I am waiting on some photographs from some fellow travelers for my next post, so while I wait I decided to write down my side notes, and tell you a bit about my research project. So let’s begin with some side notes. These are just little things I have written down in my journal that might have belonged with a previous post that I forgot, or if it was a thought or observation that didn’t really belong anywhere:
On my trip into Freetown debarking the ferry, I noticed a woman carrying about thirty woven baskets on her head. They were all different colors and stacked so high that I had to stick my head out of the window to look up to see the top of the pile. She maneuvered artfully around the crowd of people leaving the ferry, with only one hand held to the baskets on her head to steady them. We were all in shock and pointed up at her, which was probably not the most polite thing to do. She looked embarrassed at all of the attention. I turned to Hassan and asked, “What are those baskets for?”
“For to wash the dishes!” he replied excitedly. “This how you wash the dishes in America?”
How do you describe to a man that you wash your dishes in a machine that heats and sanitizes and dries. This machine that uses up electricity and clean water and sits in your house. I was stunned into silence. I don’t even think I answered, a fact which was covered up by the swarm of people distracting Hassan as he drove the car off of the ferry.
This was the first moment I truly was able to grasp the culture difference. Sure, dishwashers are not in every home, but everyone knows of them, everyone has used them. Here, I was looked at because I did not recognize the baskets, woven by hand, for the sole purpose of holding dishes. Though later in my journey they became common place. Each family seemed to have several. They were used for everything, not just washing dishes.

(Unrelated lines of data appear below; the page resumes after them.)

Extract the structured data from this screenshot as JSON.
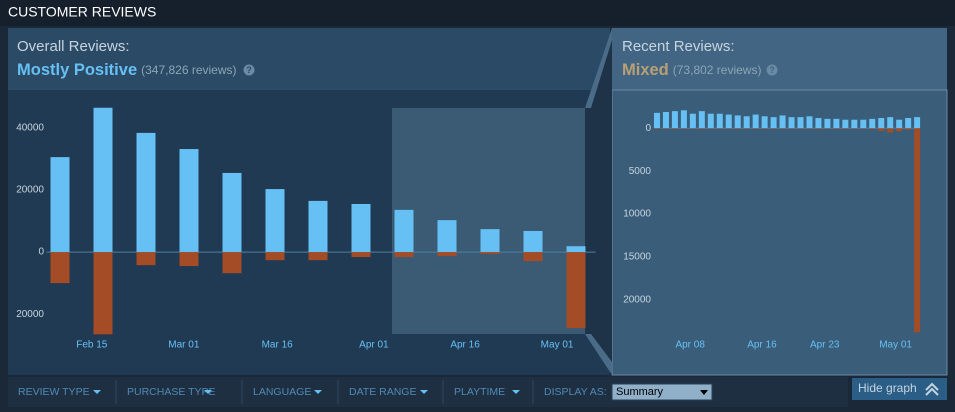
{
  "header": {
    "title": "CUSTOMER REVIEWS"
  },
  "overall": {
    "label": "Overall Reviews:",
    "rating": "Mostly Positive",
    "count": "(347,826 reviews)",
    "help": "?"
  },
  "recent": {
    "label": "Recent Reviews:",
    "rating": "Mixed",
    "count": "(73,802 reviews)",
    "help": "?"
  },
  "chart_data": [
    {
      "type": "bar",
      "categories": [
        null,
        null,
        null,
        null,
        null,
        null,
        null,
        null,
        null,
        null,
        null,
        null,
        null
      ],
      "series": [
        {
          "color": "#66c0f4",
          "values": [
            30600,
            46500,
            38400,
            33200,
            25500,
            20300,
            16500,
            15500,
            13600,
            10300,
            7400,
            6800,
            1900
          ]
        },
        {
          "color": "#a34c25",
          "values": [
            -10000,
            -26500,
            -4200,
            -4500,
            -6800,
            -2600,
            -2600,
            -1600,
            -1600,
            -1300,
            -600,
            -2900,
            -24500
          ]
        }
      ],
      "xlim": [
        -0.5,
        12.5
      ],
      "xticks": [
        {
          "value": 0.74,
          "label": "Feb 15"
        },
        {
          "value": 2.88,
          "label": "Mar 01"
        },
        {
          "value": 5.05,
          "label": "Mar 16"
        },
        {
          "value": 7.3,
          "label": "Apr 01"
        },
        {
          "value": 9.42,
          "label": "Apr 16"
        },
        {
          "value": 11.56,
          "label": "May 01"
        }
      ],
      "ylim": [
        -28000,
        49000
      ],
      "yticks": [
        {
          "value": -20000,
          "label": "20000"
        },
        0,
        20000,
        40000
      ]
    },
    {
      "type": "bar",
      "categories": [
        null,
        null,
        null,
        null,
        null,
        null,
        null,
        null,
        null,
        null,
        null,
        null,
        null,
        null,
        null,
        null,
        null,
        null,
        null,
        null,
        null,
        null,
        null,
        null,
        null,
        null,
        null,
        null,
        null,
        null
      ],
      "series": [
        {
          "color": "#66c0f4",
          "values": [
            1800,
            1900,
            2000,
            2100,
            1700,
            2000,
            1700,
            1700,
            1600,
            1500,
            1400,
            1600,
            1400,
            1300,
            1500,
            1300,
            1300,
            1400,
            1200,
            1100,
            1100,
            1000,
            1000,
            1000,
            1100,
            1200,
            1300,
            1000,
            1200,
            1300
          ]
        },
        {
          "color": "#a34c25",
          "values": [
            -60,
            -60,
            -70,
            -60,
            -60,
            -70,
            -60,
            -60,
            -60,
            -70,
            -60,
            -60,
            -60,
            -70,
            -60,
            -60,
            -60,
            -60,
            -70,
            -60,
            -80,
            -60,
            -60,
            -60,
            -80,
            -300,
            -500,
            -350,
            -150,
            -23800
          ]
        }
      ],
      "xlim": [
        -0.5,
        29.5
      ],
      "xticks": [
        {
          "value": 3.7,
          "label": "Apr 08"
        },
        {
          "value": 11.7,
          "label": "Apr 16"
        },
        {
          "value": 18.7,
          "label": "Apr 23"
        },
        {
          "value": 26.6,
          "label": "May 01"
        }
      ],
      "ylim": [
        -24700,
        3300
      ],
      "yticks": [
        0,
        {
          "value": -5000,
          "label": "5000"
        },
        {
          "value": -10000,
          "label": "10000"
        },
        {
          "value": -15000,
          "label": "15000"
        },
        {
          "value": -20000,
          "label": "20000"
        }
      ]
    }
  ],
  "filters": {
    "items": [
      "REVIEW TYPE",
      "PURCHASE TYPE",
      "LANGUAGE",
      "DATE RANGE",
      "PLAYTIME"
    ],
    "display_label": "DISPLAY AS:",
    "display_value": "Summary",
    "hide_graph": "Hide graph"
  }
}
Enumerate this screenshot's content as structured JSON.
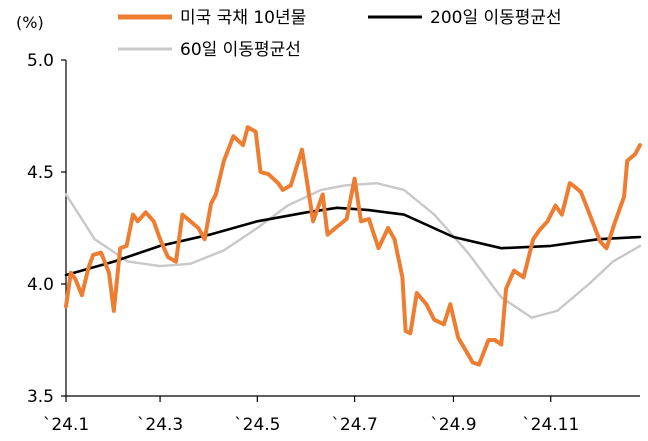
{
  "chart_data": {
    "type": "line",
    "unit": "(%)",
    "ylim": [
      3.5,
      5.0
    ],
    "y_ticks": [
      "5.0",
      "4.5",
      "4.0",
      "3.5"
    ],
    "y_tick_values": [
      5.0,
      4.5,
      4.0,
      3.5
    ],
    "x_range": [
      "2024-01-02",
      "2024-12-27"
    ],
    "x_ticks": [
      {
        "label": "`24.1",
        "date": "2024-01-02"
      },
      {
        "label": "`24.3",
        "date": "2024-03-01"
      },
      {
        "label": "`24.5",
        "date": "2024-05-01"
      },
      {
        "label": "`24.7",
        "date": "2024-07-01"
      },
      {
        "label": "`24.9",
        "date": "2024-09-01"
      },
      {
        "label": "`24.11",
        "date": "2024-11-01"
      }
    ],
    "grid": false,
    "legend_position": "top",
    "series": [
      {
        "name": "미국 국채 10년물",
        "color": "#ED7D31",
        "x": [
          "2024-01-02",
          "2024-01-05",
          "2024-01-08",
          "2024-01-12",
          "2024-01-16",
          "2024-01-19",
          "2024-01-24",
          "2024-01-29",
          "2024-02-01",
          "2024-02-05",
          "2024-02-09",
          "2024-02-13",
          "2024-02-16",
          "2024-02-21",
          "2024-02-26",
          "2024-03-01",
          "2024-03-06",
          "2024-03-11",
          "2024-03-15",
          "2024-03-20",
          "2024-03-25",
          "2024-03-29",
          "2024-04-02",
          "2024-04-05",
          "2024-04-10",
          "2024-04-16",
          "2024-04-22",
          "2024-04-25",
          "2024-04-30",
          "2024-05-03",
          "2024-05-08",
          "2024-05-14",
          "2024-05-17",
          "2024-05-22",
          "2024-05-29",
          "2024-05-31",
          "2024-06-05",
          "2024-06-11",
          "2024-06-14",
          "2024-06-19",
          "2024-06-26",
          "2024-07-01",
          "2024-07-05",
          "2024-07-10",
          "2024-07-16",
          "2024-07-22",
          "2024-07-26",
          "2024-07-31",
          "2024-08-02",
          "2024-08-05",
          "2024-08-09",
          "2024-08-15",
          "2024-08-20",
          "2024-08-26",
          "2024-08-30",
          "2024-09-04",
          "2024-09-09",
          "2024-09-13",
          "2024-09-17",
          "2024-09-23",
          "2024-09-27",
          "2024-10-01",
          "2024-10-04",
          "2024-10-09",
          "2024-10-15",
          "2024-10-21",
          "2024-10-25",
          "2024-10-30",
          "2024-11-04",
          "2024-11-08",
          "2024-11-13",
          "2024-11-15",
          "2024-11-20",
          "2024-11-26",
          "2024-12-02",
          "2024-12-06",
          "2024-12-11",
          "2024-12-17",
          "2024-12-19",
          "2024-12-24",
          "2024-12-27"
        ],
        "y": [
          3.9,
          4.05,
          4.02,
          3.95,
          4.07,
          4.13,
          4.14,
          4.05,
          3.88,
          4.16,
          4.17,
          4.31,
          4.28,
          4.32,
          4.28,
          4.2,
          4.12,
          4.1,
          4.31,
          4.28,
          4.25,
          4.2,
          4.36,
          4.4,
          4.55,
          4.66,
          4.62,
          4.7,
          4.68,
          4.5,
          4.49,
          4.45,
          4.42,
          4.44,
          4.6,
          4.51,
          4.28,
          4.4,
          4.22,
          4.25,
          4.29,
          4.47,
          4.28,
          4.29,
          4.16,
          4.25,
          4.2,
          4.03,
          3.79,
          3.78,
          3.96,
          3.91,
          3.84,
          3.82,
          3.91,
          3.76,
          3.7,
          3.65,
          3.64,
          3.75,
          3.75,
          3.73,
          3.98,
          4.06,
          4.03,
          4.2,
          4.24,
          4.28,
          4.35,
          4.31,
          4.45,
          4.44,
          4.41,
          4.3,
          4.19,
          4.16,
          4.27,
          4.39,
          4.55,
          4.58,
          4.62
        ]
      },
      {
        "name": "200일 이동평균선",
        "color": "#000000",
        "x": [
          "2024-01-02",
          "2024-02-01",
          "2024-03-01",
          "2024-04-01",
          "2024-05-01",
          "2024-06-01",
          "2024-06-20",
          "2024-07-10",
          "2024-08-01",
          "2024-09-01",
          "2024-10-01",
          "2024-11-01",
          "2024-12-01",
          "2024-12-27"
        ],
        "y": [
          4.04,
          4.1,
          4.17,
          4.22,
          4.28,
          4.32,
          4.34,
          4.33,
          4.31,
          4.21,
          4.16,
          4.17,
          4.2,
          4.21
        ]
      },
      {
        "name": "60일 이동평균선",
        "color": "#C8C8C8",
        "x": [
          "2024-01-02",
          "2024-01-20",
          "2024-02-10",
          "2024-03-01",
          "2024-03-20",
          "2024-04-10",
          "2024-05-01",
          "2024-05-20",
          "2024-06-10",
          "2024-06-25",
          "2024-07-15",
          "2024-08-01",
          "2024-08-20",
          "2024-09-10",
          "2024-10-01",
          "2024-10-20",
          "2024-11-05",
          "2024-11-25",
          "2024-12-10",
          "2024-12-27"
        ],
        "y": [
          4.4,
          4.2,
          4.1,
          4.08,
          4.09,
          4.15,
          4.25,
          4.35,
          4.42,
          4.44,
          4.45,
          4.42,
          4.31,
          4.14,
          3.94,
          3.85,
          3.88,
          4.0,
          4.1,
          4.17
        ]
      }
    ]
  }
}
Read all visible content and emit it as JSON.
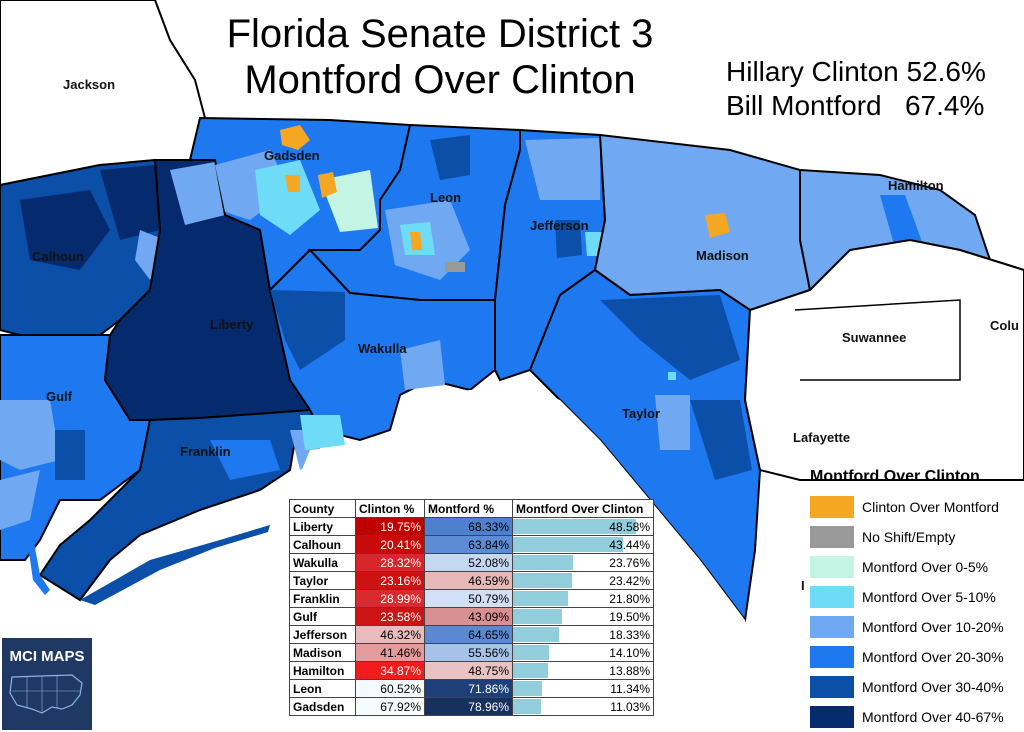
{
  "title_line1": "Florida Senate District 3",
  "title_line2": "Montford Over Clinton",
  "stats": [
    {
      "name": "Hillary Clinton",
      "value": "52.6%"
    },
    {
      "name": "Bill Montford",
      "value": "67.4%"
    }
  ],
  "counties": {
    "jackson": "Jackson",
    "gadsden": "Gadsden",
    "leon": "Leon",
    "jefferson": "Jefferson",
    "madison": "Madison",
    "hamilton": "Hamilton",
    "calhoun": "Calhoun",
    "liberty": "Liberty",
    "wakulla": "Wakulla",
    "gulf": "Gulf",
    "franklin": "Franklin",
    "taylor": "Taylor",
    "suwannee": "Suwannee",
    "lafayette": "Lafayette",
    "columbia_partial": "Colu",
    "dixie_partial": "I"
  },
  "legend": {
    "title": "Montford Over Clinton",
    "items": [
      {
        "label": "Clinton Over Montford",
        "color": "#f5a623"
      },
      {
        "label": "No Shift/Empty",
        "color": "#999999"
      },
      {
        "label": "Montford Over 0-5%",
        "color": "#c4f5e4"
      },
      {
        "label": "Montford Over 5-10%",
        "color": "#6fdcf7"
      },
      {
        "label": "Montford Over 10-20%",
        "color": "#70a9f2"
      },
      {
        "label": "Montford Over 20-30%",
        "color": "#1e78f0"
      },
      {
        "label": "Montford Over 30-40%",
        "color": "#0b4fa8"
      },
      {
        "label": "Montford Over 40-67%",
        "color": "#062a6e"
      }
    ]
  },
  "table": {
    "headers": [
      "County",
      "Clinton %",
      "Montford %",
      "Montford Over Clinton"
    ],
    "rows": [
      {
        "county": "Liberty",
        "clinton": "19.75%",
        "montford": "68.33%",
        "diff": "48.58%",
        "cc": "#c00000",
        "mc": "#4f7fcf",
        "ct": "#fff",
        "mt": "#000"
      },
      {
        "county": "Calhoun",
        "clinton": "20.41%",
        "montford": "63.84%",
        "diff": "43.44%",
        "cc": "#c80a0a",
        "mc": "#5d8bd4",
        "ct": "#fff",
        "mt": "#000"
      },
      {
        "county": "Wakulla",
        "clinton": "28.32%",
        "montford": "52.08%",
        "diff": "23.76%",
        "cc": "#d8262b",
        "mc": "#c5d8f2",
        "ct": "#fff",
        "mt": "#000"
      },
      {
        "county": "Taylor",
        "clinton": "23.16%",
        "montford": "46.59%",
        "diff": "23.42%",
        "cc": "#cc1212",
        "mc": "#e6b8b8",
        "ct": "#fff",
        "mt": "#000"
      },
      {
        "county": "Franklin",
        "clinton": "28.99%",
        "montford": "50.79%",
        "diff": "21.80%",
        "cc": "#d92b2f",
        "mc": "#d2e0f5",
        "ct": "#fff",
        "mt": "#000"
      },
      {
        "county": "Gulf",
        "clinton": "23.58%",
        "montford": "43.09%",
        "diff": "19.50%",
        "cc": "#cd1414",
        "mc": "#d99090",
        "ct": "#fff",
        "mt": "#000"
      },
      {
        "county": "Jefferson",
        "clinton": "46.32%",
        "montford": "64.65%",
        "diff": "18.33%",
        "cc": "#e8bcbc",
        "mc": "#5a88d3",
        "ct": "#000",
        "mt": "#000"
      },
      {
        "county": "Madison",
        "clinton": "41.46%",
        "montford": "55.56%",
        "diff": "14.10%",
        "cc": "#e39b9b",
        "mc": "#a7c2ea",
        "ct": "#000",
        "mt": "#000"
      },
      {
        "county": "Hamilton",
        "clinton": "34.87%",
        "montford": "48.75%",
        "diff": "13.88%",
        "cc": "#f21c1c",
        "mc": "#e9c3c3",
        "ct": "#fff",
        "mt": "#000"
      },
      {
        "county": "Leon",
        "clinton": "60.52%",
        "montford": "71.86%",
        "diff": "11.34%",
        "cc": "#f5fafc",
        "mc": "#1f3f78",
        "ct": "#000",
        "mt": "#fff"
      },
      {
        "county": "Gadsden",
        "clinton": "67.92%",
        "montford": "78.96%",
        "diff": "11.03%",
        "cc": "#f8fbfd",
        "mc": "#17305f",
        "ct": "#000",
        "mt": "#fff"
      }
    ]
  },
  "logo": {
    "text": "MCI MAPS"
  }
}
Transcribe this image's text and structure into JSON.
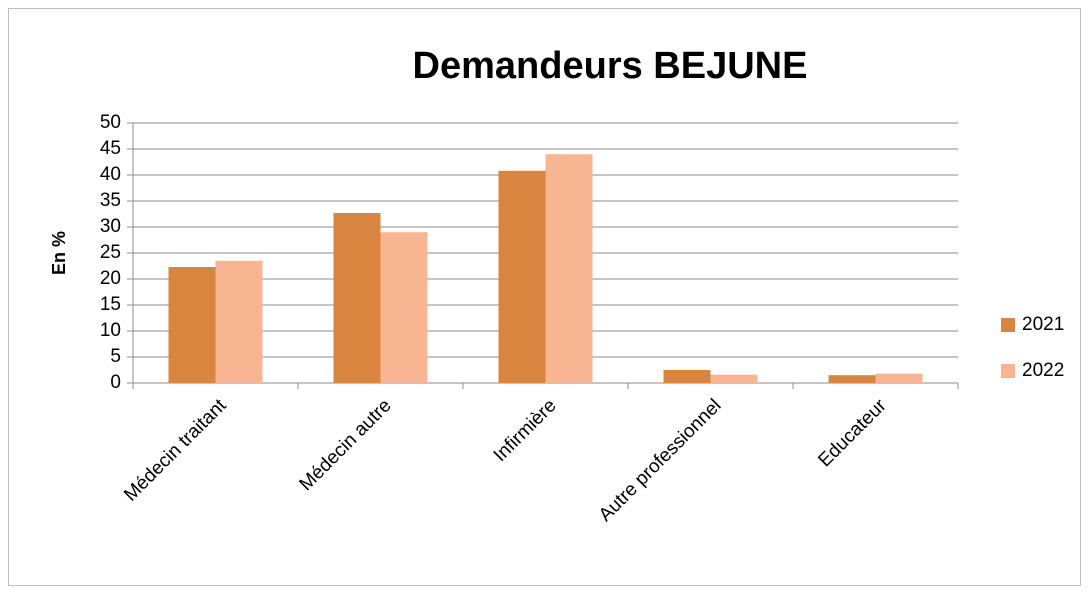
{
  "chart_data": {
    "type": "bar",
    "title": "Demandeurs BEJUNE",
    "y_label": "En %",
    "categories": [
      "Médecin traitant",
      "Médecin autre",
      "Infirmière",
      "Autre professionnel",
      "Educateur"
    ],
    "series": [
      {
        "name": "2021",
        "color": "#d9843f",
        "values": [
          22.3,
          32.7,
          40.8,
          2.5,
          1.5
        ]
      },
      {
        "name": "2022",
        "color": "#f8b592",
        "values": [
          23.5,
          29,
          44,
          1.6,
          1.8
        ]
      }
    ],
    "ylim": [
      0,
      50
    ],
    "yticks": [
      0,
      5,
      10,
      15,
      20,
      25,
      30,
      35,
      40,
      45,
      50
    ],
    "grid": true,
    "legend": "right"
  }
}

My project while in Sierra Leone was to document possible places where the chimpanzees could cross the Pampana river through observation or interviews. We found people who were able to tell us of instances of river crossings, though they occurred almost exclusively in the dry season when the river was at it’s lowest (January and February). One of our forest guides, Almani, confirmed that chimps crossed by using a series of fallen trees in one location where he had observed about nine chimps crossing just a few months prior to our arrival. This is a very interesting occurrence because of the risks associated with crossing a river.
Chimpanzees are not like humans, they can not swim, or learn to swim. They are simply to dense, they sink like rocks. So if they are willing to cross the river, which not only means risking their lives, but also means leaving all of the mangoes that are ripe at that time of the year, it means that there is something that they are trying very hard to avoid.
It was also noted through ethnographic interviews conducted by other members of the group that the peak season for hunting chimps is also the dry season. This means that the hunting pressure is so great that the chimps would rather risk the river than stay and risk the hunters. While this information is useful for the project and an interesting documentation of an unusual occurrence, it is also a devastating blow because it means that the chimps are being forced out of their habitat by hunters.
I’ve included a couple of pictures from Google Earth. In one image I used a star to note our camp site and two lines to show two confirmed river crossing sites, In the other I circled a site that I deduced to be a chimp river crossing site by following a well worn chimp trail down to the water, it was also one of the narrowest places in the river.